In the study Kaminski and her team published this week, they looked at the structure of the facial muscles in several types of domesticated dogs and compared them to wild grey wolves. What they found raised eyebrows, literally.
Facial musculature in the wolf (C. lupus) (animal’s left) and dog (C. familiaris) (right) with differences in anatomy highlighted in red. Image courtesy of Tim D. Smith (Cambridge University Press, Cambridge, UK).
The levator anguli oculi medialis -- a prominent muscle that runs along the outer edge of the eye and exposes more white of the eye -- was present in all of the dog specimens, but nearly absent in the wolves. These muscles allow dogs to make their tell-tale 'big puppy dog eyes' expression.

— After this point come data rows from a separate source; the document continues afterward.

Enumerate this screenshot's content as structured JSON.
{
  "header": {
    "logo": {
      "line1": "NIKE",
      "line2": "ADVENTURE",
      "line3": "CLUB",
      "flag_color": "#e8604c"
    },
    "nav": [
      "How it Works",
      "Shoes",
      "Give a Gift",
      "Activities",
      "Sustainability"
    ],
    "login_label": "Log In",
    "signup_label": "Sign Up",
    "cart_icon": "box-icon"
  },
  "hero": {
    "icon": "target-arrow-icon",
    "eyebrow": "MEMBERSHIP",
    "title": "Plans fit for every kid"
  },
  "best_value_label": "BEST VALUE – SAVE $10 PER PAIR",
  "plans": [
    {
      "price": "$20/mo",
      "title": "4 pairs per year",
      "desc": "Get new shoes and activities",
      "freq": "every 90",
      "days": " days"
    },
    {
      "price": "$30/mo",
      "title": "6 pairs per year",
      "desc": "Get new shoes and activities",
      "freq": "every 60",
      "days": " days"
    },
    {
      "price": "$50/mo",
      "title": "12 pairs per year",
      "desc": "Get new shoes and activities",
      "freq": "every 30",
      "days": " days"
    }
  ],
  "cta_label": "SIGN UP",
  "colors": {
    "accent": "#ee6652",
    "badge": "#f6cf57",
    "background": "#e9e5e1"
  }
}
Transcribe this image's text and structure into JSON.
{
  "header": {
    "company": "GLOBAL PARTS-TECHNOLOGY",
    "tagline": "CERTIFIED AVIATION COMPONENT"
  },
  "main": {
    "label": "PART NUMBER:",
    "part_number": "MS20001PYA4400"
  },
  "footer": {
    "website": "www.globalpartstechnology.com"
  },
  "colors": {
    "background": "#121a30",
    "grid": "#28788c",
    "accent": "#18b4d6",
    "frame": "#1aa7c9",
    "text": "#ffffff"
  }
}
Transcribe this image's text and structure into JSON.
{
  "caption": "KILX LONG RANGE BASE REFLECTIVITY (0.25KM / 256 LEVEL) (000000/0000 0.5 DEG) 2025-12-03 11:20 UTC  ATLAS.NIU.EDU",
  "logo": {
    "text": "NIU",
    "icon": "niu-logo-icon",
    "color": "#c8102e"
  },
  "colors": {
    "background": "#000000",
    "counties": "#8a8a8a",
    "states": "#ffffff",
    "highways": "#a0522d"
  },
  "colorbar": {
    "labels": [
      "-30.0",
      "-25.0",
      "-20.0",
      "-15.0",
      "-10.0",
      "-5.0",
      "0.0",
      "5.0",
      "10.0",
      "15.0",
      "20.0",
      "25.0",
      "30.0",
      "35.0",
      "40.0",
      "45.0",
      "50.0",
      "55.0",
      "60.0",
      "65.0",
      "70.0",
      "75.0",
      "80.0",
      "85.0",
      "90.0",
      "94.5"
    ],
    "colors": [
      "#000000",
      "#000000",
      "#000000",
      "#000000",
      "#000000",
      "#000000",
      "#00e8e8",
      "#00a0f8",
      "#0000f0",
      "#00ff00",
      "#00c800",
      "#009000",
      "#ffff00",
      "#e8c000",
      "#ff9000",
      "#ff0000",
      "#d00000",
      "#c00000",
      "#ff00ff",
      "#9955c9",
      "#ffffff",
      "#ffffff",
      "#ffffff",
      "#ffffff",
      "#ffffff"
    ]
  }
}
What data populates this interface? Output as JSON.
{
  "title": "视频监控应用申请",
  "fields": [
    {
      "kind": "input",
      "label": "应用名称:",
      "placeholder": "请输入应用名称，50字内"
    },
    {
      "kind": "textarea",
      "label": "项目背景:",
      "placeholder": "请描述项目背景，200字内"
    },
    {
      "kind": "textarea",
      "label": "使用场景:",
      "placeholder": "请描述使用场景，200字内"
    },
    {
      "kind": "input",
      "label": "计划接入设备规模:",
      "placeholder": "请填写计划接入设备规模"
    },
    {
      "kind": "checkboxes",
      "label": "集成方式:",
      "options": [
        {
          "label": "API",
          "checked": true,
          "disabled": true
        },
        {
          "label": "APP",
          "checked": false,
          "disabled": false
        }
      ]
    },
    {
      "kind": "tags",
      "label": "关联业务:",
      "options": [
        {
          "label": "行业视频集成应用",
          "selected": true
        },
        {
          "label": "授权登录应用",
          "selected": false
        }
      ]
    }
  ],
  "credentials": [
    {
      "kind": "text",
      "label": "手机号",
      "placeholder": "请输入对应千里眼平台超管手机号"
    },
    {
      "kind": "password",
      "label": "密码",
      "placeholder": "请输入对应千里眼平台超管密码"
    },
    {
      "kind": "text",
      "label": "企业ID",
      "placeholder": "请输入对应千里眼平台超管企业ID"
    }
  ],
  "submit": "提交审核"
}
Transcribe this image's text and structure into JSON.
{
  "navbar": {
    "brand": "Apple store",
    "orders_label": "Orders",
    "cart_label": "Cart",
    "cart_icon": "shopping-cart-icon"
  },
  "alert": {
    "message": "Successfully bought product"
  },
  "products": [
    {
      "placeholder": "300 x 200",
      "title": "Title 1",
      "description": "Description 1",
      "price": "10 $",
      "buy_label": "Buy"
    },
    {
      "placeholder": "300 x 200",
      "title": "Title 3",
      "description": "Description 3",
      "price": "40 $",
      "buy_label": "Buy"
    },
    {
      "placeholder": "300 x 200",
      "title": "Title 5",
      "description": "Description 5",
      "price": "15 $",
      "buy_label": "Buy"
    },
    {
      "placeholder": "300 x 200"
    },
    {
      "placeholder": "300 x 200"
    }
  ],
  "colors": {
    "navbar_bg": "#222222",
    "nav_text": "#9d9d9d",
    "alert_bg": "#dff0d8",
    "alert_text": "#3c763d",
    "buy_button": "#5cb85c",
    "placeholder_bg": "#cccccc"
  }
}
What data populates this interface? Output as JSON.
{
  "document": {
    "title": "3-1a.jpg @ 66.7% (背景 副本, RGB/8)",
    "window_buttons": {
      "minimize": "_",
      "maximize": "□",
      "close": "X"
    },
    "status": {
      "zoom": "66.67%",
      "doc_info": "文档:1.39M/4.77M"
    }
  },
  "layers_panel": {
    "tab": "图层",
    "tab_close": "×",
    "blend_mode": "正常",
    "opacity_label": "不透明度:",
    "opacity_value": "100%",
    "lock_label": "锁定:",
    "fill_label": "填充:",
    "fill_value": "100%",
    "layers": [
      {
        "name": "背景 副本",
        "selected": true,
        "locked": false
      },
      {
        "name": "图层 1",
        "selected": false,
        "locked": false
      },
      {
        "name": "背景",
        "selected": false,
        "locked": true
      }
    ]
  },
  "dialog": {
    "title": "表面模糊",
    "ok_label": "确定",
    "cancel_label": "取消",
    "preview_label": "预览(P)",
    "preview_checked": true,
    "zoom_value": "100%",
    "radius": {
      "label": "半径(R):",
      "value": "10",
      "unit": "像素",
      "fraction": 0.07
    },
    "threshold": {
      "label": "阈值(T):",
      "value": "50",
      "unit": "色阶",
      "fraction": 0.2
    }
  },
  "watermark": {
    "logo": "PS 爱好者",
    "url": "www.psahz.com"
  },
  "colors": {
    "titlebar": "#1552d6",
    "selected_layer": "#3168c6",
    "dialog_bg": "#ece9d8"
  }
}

"There’s no evidence that dogs move this [eyebrow] muscle intentionally, but it creates an exaggerated movement that for us means 'dog,'" Kaminski said, adding that eyebrows play a major role in human communication and body language. Specifically, the motion "resembles an expression that humans produce when sad," the team said.
Human influence on dog breeding is likely at the root of this change, according to the study's authors, as humans were preferentially drawn toward these 'sympathetic' pups. "In only 33,000 years, domestication transformed the facial muscle anatomy of dogs specifically for facial communication with humans," the team concludes.